M.K. Gandhi in 1922 was taken to court for his articles

in a magazine, Young India, that spoke of sedition as the

"prince of political sections" intended to suppress citizens'

liberty.

Post independence in December 1948, the word "sedition"

was dropped and the law was amended when senior

Congress leader, Seth Govind Das, spoke against the

section in the house. While "sedition" disappeared from

the Indian Constitution thereafter, it remained part of

Section 124A of the IPC. Not very long ago, this section

was invoked against a student of Jawaharlal Nehru

University (JNU) for his remarks favoring separatist Afzal

Guru. In July 2017, as many as 165 arrests on charges

of sedition were recorded by the National Crime Records

Bureau (NCRB).

Personal Laws

Through medieval times and the Mughal Empire, Muslim

administrators opted not to interfere in the personal

laws of Hindus or Muslims so as to maintain harmony.

Under the British Raj, the Governor General of India,

Warren Hastings, too, chose to nurture the personal

laws of Hindus and Muslims instead of drafting a new

law to regulate the religious sentiments of both

communities. In a sense, this was as an extension of the

infamous "divide and rule" policy followed by the British

to establish their hold over India.
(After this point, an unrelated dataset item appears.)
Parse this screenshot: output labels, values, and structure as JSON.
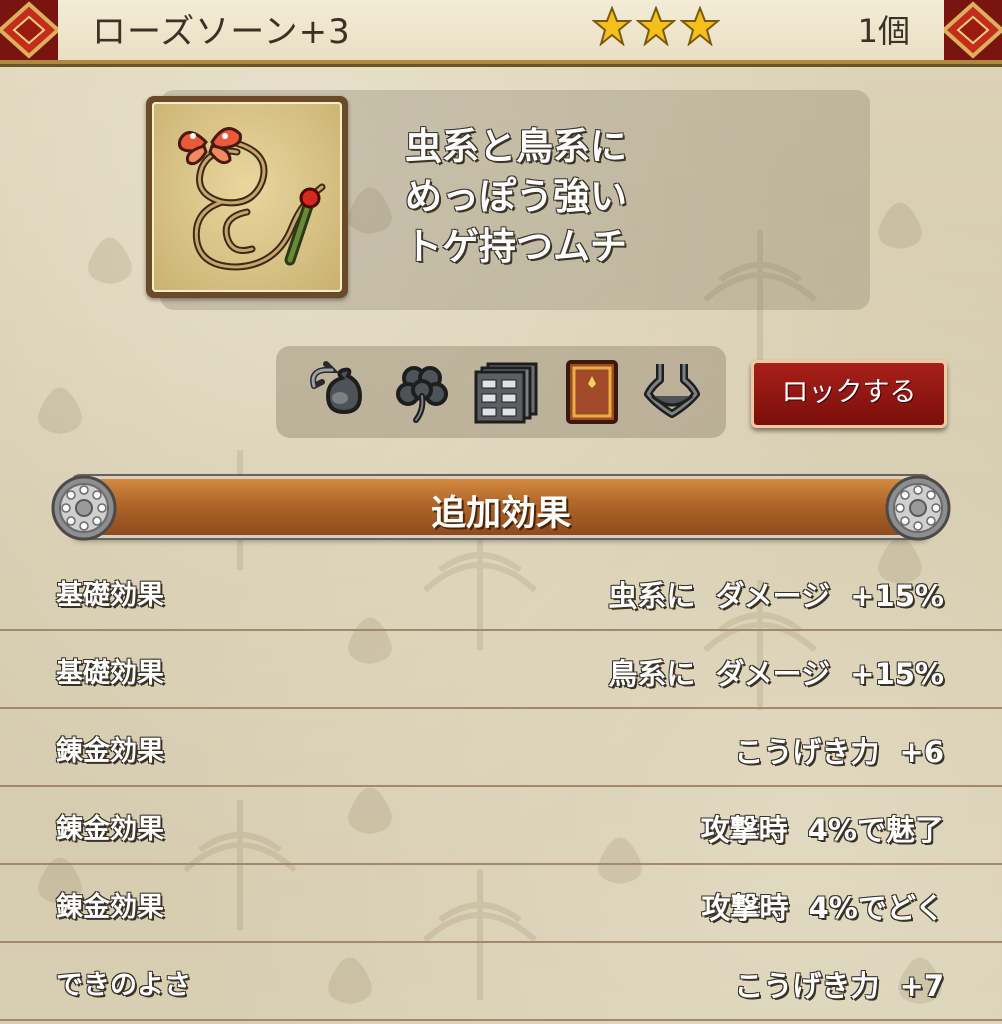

Hastings' Rule that

distinguished between the personal laws of Hindus and

Muslims later found expression as the Cornwallis Code,

1793. Personal laws, which found firm ground back in the

17th century, have continued to influence the Indian polity

till date.

Over the years, triple talaq under Muslim law has been

the subject of much debate till the historic December

2017 judgment, where the Supreme Court of India set it

aside as a "manifestly arbitrary practice" and rendered its

pronouncement—either spoken, written, or in electronic

or any other form—as "void and illegal". The Muslim

Women (Protection of Rights on Marriage) Bill, 2017

made pronouncement of triple talaq a cognizable and

non-bailable offense, punishable with a jail term and

a fine. The Bill further entitled Muslim women upon

whom triple talaq was pronounced to receive from their

husbands' subsistence allowance for themselves and their

(dependent) children.

Criminalization Of Homosexuality

In British India, laws related to sexual offenses came into

existence in 1825 under the leadership of the then Chairman

of the Law Commission, Thomas Babington Macaulay.
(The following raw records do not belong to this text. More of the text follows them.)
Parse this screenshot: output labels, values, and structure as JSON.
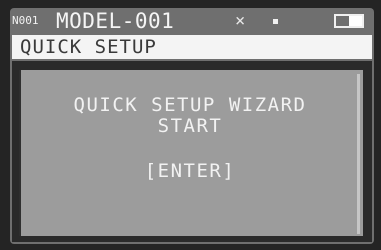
{
  "status": {
    "model_id": "N001",
    "model_name": "MODEL-001",
    "x_symbol": "×",
    "battery_level": 0.5
  },
  "title_bar": {
    "title": "QUICK SETUP"
  },
  "dialog": {
    "line1": "QUICK SETUP WIZARD",
    "line2": "START",
    "enter_label": "[ENTER]"
  }
}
In 1842, homosexuality was deemed "a nasty, wicked,

filthy, lewd, beastly, unnatural, and sodomitic practice".

Following the Sepoy Mutiny of 1857, the Parliament

of the United Kingdom of Great Britain and Ireland in

1860-61 passed the "Offenses against the Person

Act" which defined homosexuality as an "unnatural

offense" based on whether the act was consensual or

non-consensual. Thereafter, the "consent" aspect was

dropped to read as it does today under Section 377 of

the Indian Penal Code (IPC), 1860, which criminalizes

homosexuality.

Section 377 has stoked much controversy since 2009,

when the High Court decriminalized it. Then, in 2012,

the Supreme Court of India overturned the High Court's

decision and criminalized homosexuality once again. The

matter has once again come to the fore, with the Supreme

Court on July 12, 2018 stating that the social stigma and

discrimination attached to the LGBTQ (Lesbian, Gay,

Bisexual, Transgender, and Queer) community will go away

if consensual gay (homosexual) sex was decriminalized.

The SC has maintained that it will scrutinize the

Constitutional validity of Section 377 of the IPC in detail.

A five-judge bench comprising CJI Dipak Misra and Justices

R.F. Nariman, A.M. Khanwilkar, D.Y. Chandrachud, and

Indu Malhotra is currently hearing petitions challenging

the Constitutional validity of the 158-year-old punitive

law.

Disclaimer – Statements and opinions expressed in this article are those from the editorial and are well researched from various sources. The content in the article is purely informative in nature.